Done:
- write a clean joystick interface: 4 axes with 16-bit precision, 12 buttons (no PS3 button yet), and a hat (d-pad). This uses the excellent LUFA framework from Dean Camera.
- configure an interrupt for the serial reception (great tutorial from Dean Camera)
- write a RS232-capable emu process (docs).
- write a new Sixemugui
- 2ms update period = 500Hz update frequency (same as my G500 mouse) – not sure the PS3 can drive a usb device at that speed – not sure running as fast is relevant considering the Linux latency
- measured worst latency between a usb packet received by the PC from a peripheral (like a mouse) and the usb packet received by the device the joystick is connected to (for easiness, the PC – should be the PS3) is about 4.7ms, average latency is about 3.6ms
Notes:
- It’s probably better to avoid connecting both the mouse and the USB to serial device to the same usb bus.

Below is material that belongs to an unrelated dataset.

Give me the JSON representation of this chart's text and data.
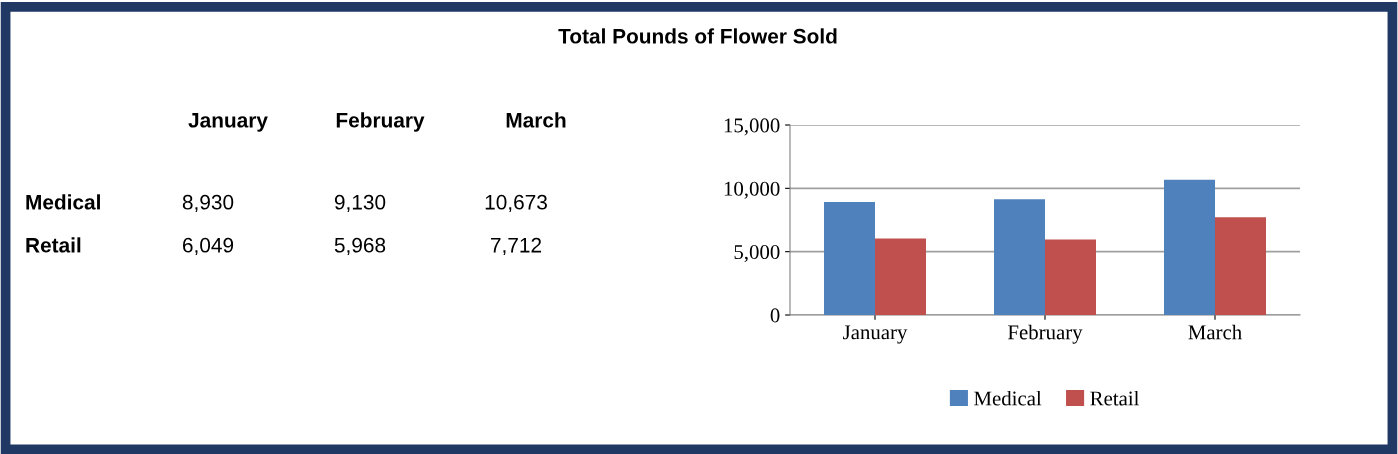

- A kernel with realtime capabilities could probably lower the worst latency.
- It’s not good to work at a frequency higher than the mouse frequency (no mouse report in the last period => stick is set to the center => jerky movements).
- The dead zone
doesn’t seem to beis proportional to the max absolute axis value. - The report period is probably not constant without a realtime kernel (2ms is probably too low considering the Linux latency).
- For performance reasons, emu & emuclient could be merged in a single process.